OPINION: This article contains commentary which reflects the author's opinion
The Supreme Court ruling that invented the right of women to have abortions, Roe V Wade, is about to be tested in a major way.
Texas Gov. Greg Abbott signed a bill into law on Wednesday that would outlaw abortions after six weeks except in cases of rape or incest and it takes effect in September, The Texas Tribune reported.
The bill, and other bills of its type, are commonly known as heartbeat bills because they outlaw abortions after a baby’s heartbeat is detected.

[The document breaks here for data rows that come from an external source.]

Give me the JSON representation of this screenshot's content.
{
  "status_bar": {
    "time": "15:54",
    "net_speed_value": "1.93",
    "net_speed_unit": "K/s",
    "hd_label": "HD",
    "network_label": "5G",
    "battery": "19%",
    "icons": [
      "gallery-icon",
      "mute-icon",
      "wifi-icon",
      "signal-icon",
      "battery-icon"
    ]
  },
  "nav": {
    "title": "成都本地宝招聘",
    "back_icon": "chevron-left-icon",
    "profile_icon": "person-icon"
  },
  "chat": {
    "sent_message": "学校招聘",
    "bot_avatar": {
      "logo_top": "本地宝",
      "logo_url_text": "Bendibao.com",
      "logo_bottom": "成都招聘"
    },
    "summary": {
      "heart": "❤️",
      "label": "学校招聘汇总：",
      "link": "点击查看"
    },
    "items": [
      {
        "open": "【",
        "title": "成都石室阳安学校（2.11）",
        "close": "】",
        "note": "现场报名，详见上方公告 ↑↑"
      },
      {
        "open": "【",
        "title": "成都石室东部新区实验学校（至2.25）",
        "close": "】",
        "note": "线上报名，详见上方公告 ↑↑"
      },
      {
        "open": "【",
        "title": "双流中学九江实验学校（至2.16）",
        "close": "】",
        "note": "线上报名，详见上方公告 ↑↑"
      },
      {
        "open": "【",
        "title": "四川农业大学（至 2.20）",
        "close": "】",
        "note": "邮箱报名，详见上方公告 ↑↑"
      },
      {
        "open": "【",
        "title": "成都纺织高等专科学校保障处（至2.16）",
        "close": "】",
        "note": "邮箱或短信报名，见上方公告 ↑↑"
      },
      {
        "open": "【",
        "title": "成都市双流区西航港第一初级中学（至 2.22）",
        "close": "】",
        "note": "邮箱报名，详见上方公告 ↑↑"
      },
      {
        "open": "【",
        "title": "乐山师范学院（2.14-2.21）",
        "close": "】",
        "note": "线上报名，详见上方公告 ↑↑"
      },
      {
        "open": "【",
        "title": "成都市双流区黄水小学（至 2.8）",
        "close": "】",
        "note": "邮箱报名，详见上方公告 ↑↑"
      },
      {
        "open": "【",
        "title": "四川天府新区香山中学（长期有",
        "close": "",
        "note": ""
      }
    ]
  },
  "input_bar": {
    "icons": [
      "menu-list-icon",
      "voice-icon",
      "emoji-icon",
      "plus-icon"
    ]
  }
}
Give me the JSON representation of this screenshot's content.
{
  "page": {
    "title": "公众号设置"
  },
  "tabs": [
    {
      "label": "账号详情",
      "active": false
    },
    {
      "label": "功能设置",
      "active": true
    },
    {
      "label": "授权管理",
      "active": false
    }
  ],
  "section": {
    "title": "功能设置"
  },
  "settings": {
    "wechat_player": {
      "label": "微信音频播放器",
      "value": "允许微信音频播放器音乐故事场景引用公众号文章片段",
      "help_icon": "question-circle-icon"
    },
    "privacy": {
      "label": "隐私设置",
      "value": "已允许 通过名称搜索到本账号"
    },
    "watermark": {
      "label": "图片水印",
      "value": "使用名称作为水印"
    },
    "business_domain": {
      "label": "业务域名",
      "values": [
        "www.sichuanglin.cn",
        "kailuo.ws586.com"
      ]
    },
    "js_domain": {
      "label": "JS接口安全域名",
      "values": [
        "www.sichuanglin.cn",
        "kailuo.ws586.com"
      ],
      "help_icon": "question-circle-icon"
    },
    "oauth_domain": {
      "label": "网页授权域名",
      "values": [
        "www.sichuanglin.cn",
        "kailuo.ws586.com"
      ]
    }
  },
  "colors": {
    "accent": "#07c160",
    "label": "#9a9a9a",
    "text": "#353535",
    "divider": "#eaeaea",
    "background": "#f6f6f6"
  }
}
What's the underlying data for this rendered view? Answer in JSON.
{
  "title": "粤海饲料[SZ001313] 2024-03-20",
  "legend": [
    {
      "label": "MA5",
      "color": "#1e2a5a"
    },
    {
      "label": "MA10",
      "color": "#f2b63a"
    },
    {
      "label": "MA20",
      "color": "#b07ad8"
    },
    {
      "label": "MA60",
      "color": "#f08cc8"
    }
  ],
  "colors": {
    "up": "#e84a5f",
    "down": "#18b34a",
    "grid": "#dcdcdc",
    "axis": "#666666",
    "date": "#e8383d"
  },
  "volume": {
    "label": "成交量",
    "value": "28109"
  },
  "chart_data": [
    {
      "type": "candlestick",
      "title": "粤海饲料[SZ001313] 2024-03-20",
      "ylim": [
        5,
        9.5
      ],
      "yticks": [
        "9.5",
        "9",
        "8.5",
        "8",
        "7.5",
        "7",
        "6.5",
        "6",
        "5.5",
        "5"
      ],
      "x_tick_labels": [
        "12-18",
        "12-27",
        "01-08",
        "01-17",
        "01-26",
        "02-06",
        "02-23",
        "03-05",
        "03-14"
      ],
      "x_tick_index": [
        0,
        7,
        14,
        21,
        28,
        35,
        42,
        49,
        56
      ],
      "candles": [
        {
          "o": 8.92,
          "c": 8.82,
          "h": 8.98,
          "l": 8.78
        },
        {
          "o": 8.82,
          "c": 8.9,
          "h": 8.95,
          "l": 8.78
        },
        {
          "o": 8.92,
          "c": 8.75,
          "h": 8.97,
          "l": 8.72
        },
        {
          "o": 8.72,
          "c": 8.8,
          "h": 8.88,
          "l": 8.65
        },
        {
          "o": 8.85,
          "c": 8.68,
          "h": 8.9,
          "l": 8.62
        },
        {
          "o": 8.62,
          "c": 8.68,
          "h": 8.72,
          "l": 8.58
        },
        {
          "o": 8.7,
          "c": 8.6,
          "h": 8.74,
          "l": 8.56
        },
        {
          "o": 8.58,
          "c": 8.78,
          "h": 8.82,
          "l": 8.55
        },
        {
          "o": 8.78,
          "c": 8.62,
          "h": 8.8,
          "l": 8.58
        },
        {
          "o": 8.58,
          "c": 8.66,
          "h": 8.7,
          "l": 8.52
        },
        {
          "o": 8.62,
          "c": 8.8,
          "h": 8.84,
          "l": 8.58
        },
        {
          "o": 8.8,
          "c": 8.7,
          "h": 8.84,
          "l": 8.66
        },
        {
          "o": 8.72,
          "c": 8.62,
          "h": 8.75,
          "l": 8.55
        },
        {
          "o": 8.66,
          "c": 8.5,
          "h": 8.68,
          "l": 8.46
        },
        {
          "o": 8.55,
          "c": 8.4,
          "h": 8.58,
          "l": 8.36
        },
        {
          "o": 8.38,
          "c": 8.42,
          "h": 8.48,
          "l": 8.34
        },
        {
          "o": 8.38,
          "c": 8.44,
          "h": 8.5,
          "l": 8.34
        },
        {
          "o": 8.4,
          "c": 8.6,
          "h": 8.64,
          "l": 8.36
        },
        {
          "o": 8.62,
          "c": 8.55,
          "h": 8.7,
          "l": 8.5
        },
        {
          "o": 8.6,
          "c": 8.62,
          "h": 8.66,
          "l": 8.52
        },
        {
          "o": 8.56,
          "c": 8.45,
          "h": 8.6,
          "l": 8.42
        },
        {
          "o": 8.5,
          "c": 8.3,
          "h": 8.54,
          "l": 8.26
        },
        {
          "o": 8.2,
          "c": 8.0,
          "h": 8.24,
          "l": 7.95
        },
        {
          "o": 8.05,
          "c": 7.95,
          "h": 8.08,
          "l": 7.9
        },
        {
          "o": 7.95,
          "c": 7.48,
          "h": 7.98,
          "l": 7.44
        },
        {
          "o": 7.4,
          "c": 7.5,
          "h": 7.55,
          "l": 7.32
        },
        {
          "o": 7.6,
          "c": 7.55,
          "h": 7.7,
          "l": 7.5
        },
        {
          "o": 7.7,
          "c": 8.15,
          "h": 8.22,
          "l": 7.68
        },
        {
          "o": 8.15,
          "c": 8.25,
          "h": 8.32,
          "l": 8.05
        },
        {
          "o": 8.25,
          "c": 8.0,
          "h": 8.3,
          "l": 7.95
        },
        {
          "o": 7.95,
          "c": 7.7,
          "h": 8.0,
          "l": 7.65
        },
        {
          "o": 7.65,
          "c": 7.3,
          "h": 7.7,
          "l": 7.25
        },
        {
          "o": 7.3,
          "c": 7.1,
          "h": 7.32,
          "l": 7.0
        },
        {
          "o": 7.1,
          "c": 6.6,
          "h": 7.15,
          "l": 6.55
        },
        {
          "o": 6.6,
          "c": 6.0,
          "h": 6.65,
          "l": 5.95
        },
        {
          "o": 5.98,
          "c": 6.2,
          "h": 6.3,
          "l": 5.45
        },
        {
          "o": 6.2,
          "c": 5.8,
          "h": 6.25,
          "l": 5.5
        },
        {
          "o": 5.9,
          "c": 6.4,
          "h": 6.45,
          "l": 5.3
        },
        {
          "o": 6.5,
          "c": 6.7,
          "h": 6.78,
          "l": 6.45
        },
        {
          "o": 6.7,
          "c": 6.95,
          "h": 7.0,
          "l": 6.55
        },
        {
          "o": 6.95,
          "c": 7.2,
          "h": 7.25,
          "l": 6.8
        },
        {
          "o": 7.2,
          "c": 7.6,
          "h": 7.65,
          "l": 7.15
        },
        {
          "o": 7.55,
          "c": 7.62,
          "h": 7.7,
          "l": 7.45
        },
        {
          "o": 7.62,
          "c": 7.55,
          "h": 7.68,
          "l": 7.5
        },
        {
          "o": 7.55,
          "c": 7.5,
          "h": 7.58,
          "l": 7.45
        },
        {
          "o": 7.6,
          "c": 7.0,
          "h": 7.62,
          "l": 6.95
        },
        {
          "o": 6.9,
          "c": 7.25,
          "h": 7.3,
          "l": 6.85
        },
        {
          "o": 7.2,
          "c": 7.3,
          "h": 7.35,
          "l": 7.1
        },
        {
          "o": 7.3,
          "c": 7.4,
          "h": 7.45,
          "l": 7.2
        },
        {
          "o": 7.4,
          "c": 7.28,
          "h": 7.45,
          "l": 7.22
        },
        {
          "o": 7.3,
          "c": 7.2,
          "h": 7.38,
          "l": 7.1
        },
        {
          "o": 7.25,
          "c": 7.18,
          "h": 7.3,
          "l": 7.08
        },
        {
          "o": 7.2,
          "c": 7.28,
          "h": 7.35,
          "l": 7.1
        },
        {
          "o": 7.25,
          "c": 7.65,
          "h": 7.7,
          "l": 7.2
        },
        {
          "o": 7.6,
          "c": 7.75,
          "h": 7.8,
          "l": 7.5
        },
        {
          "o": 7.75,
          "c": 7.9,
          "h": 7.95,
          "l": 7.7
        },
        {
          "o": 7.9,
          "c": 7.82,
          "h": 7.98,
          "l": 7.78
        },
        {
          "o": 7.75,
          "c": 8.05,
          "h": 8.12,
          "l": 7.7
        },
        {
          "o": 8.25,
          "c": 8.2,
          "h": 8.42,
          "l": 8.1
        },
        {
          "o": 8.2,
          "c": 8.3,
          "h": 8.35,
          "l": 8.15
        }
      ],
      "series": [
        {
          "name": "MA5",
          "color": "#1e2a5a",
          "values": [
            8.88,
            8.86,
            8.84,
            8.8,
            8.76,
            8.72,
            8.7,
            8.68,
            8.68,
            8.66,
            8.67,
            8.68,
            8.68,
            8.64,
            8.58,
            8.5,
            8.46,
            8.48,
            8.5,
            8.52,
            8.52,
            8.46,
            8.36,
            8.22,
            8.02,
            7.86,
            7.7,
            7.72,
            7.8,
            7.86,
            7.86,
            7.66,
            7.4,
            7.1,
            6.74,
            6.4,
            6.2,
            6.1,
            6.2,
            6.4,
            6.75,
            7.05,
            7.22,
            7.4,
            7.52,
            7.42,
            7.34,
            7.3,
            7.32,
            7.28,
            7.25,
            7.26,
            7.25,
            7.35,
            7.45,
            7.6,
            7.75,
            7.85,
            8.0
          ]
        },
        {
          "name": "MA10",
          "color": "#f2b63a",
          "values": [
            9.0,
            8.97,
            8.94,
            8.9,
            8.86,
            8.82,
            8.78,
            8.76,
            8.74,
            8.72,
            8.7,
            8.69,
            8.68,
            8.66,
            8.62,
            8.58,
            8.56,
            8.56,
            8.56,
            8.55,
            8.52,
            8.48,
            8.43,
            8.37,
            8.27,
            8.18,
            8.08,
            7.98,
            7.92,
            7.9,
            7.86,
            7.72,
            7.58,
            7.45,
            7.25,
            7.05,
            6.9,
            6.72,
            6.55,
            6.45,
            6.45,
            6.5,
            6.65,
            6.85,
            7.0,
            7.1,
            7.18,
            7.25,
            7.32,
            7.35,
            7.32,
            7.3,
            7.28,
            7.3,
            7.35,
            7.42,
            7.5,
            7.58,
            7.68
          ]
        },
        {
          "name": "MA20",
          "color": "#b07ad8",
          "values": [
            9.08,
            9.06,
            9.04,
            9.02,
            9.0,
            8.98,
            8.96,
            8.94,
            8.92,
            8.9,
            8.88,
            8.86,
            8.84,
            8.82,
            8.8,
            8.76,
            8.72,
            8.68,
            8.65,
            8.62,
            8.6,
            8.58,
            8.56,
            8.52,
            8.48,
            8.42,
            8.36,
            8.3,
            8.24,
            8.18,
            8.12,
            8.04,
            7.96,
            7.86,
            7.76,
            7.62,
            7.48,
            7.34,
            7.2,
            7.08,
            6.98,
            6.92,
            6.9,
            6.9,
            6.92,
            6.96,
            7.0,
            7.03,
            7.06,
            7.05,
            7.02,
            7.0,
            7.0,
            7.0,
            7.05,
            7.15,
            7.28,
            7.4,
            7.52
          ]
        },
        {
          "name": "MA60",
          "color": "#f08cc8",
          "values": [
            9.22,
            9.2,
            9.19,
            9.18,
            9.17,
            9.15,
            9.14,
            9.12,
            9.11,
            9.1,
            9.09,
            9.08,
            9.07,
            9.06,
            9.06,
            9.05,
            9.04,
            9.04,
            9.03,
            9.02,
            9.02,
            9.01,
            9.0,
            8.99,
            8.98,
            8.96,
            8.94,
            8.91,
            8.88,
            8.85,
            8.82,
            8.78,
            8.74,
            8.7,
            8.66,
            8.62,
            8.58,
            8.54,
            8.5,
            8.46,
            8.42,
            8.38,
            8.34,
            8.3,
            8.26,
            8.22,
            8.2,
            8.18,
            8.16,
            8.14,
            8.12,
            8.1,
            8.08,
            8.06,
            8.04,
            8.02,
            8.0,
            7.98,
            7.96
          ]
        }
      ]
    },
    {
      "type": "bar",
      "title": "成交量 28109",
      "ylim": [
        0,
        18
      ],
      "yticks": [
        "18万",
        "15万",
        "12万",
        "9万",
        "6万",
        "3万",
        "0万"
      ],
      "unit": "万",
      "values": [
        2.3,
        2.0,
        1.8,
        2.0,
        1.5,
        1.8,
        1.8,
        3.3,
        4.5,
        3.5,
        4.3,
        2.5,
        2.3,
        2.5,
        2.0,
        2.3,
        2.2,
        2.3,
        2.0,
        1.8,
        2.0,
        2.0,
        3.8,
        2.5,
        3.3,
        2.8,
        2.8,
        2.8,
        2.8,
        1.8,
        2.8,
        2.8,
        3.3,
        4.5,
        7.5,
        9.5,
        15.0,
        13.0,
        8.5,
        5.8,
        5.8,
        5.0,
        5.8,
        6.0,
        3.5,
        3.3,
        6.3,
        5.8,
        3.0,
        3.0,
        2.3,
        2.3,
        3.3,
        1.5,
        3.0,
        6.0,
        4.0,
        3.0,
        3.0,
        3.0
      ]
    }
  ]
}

The signing of the bill opens a new frontier in the battle over abortion restrictions as first-of-its-kind legal provisions — intended to make the law harder to block — are poised to be tested in the courts.
Abortion rights advocates have promised to challenge the new law, which they consider one of the most extreme across the country and the strictest in Texas since the landmark Roe v. Wade decision.
The state’s legislature “worked together on a bipartisan basis to pass a bill that I’m about to sign that ensures that the life of every unborn child who has a heartbeat will be saved from the ravages of abortion,” the governor said in a livestream video shared to Facebook.
The law was done in a clever way, where no government official was charged with enforcing the law, but providing private citizens the right to sue abortion providers who perform abortions after six weeks of pregnancy.
Because of that there is no one for abortion rights activists to sue as they normally would.
“It’s a very unique law and it’s a very clever law,” Josh Blackman, a South Texas College of Law Houston professor, said. “Planned Parenthood can’t go to court and sue Attorney General [Ken] Paxton like they usually would because he has no role in enforcing the statute. They have to basically sit and wait to be sued.”
“Every citizen is now a private attorney general,” he said. “You can have random people who are against abortion start suing tomorrow.”
Planned Parenthood is furious about the new law.
“It is appalling that in defiance of public opinion and public health, state politicians remain committed to controlling our bodies,” Planned Parenthood Action Fund President Alexis McGill Johnson said.
And it comes days after the Supreme Court decided to hear a case on a Mississippi law that bans abortions after 15 weeks.
It will be the first abortion case to be argued before the Supreme Court since Justice Amy Coney Barrett was confirmed, potentially providing a pathway to challenging Roe v. Wade and allowing outright bans on abortion.
The court will consider the heart of Roe by hearing arguments on whether all bans on abortion prior to the point of fetal viability are unconstitutional.
The Mississippi ban included exceptions for medical emergencies or a “severe” fetal abnormality, but not cases of rape or incest.
A federal judge blocked the Mississippi law shortly after its passage in 2018, and the 5th Circuit Court of Appeals — among the country’s most conservative appeal circuits — upheld that decision last year, citing the precedent set by Roe.
It would seem that Barrett will be the ultimate vote on this.
Late last year, President Donald Trump announced was interviewed on Fox & Friends Weekend and was asked if he wanted Roe v. Wade overturned.
Trump replied with his focus on Barrett.
“So I didn’t think it was for me to discuss that with her because it’s something that she’s going to be ruling on and this is what I was told, although I would have had the right to do that,” Trump said.
“But if you look at her past actions, rulings, I guess she maybe would be in the category you mentioned, I don’t know. I can say this, that she is certainly conservative in her views, in her rulings, and we’ll have to see how that all works out, but I think it will work out,” Trump added.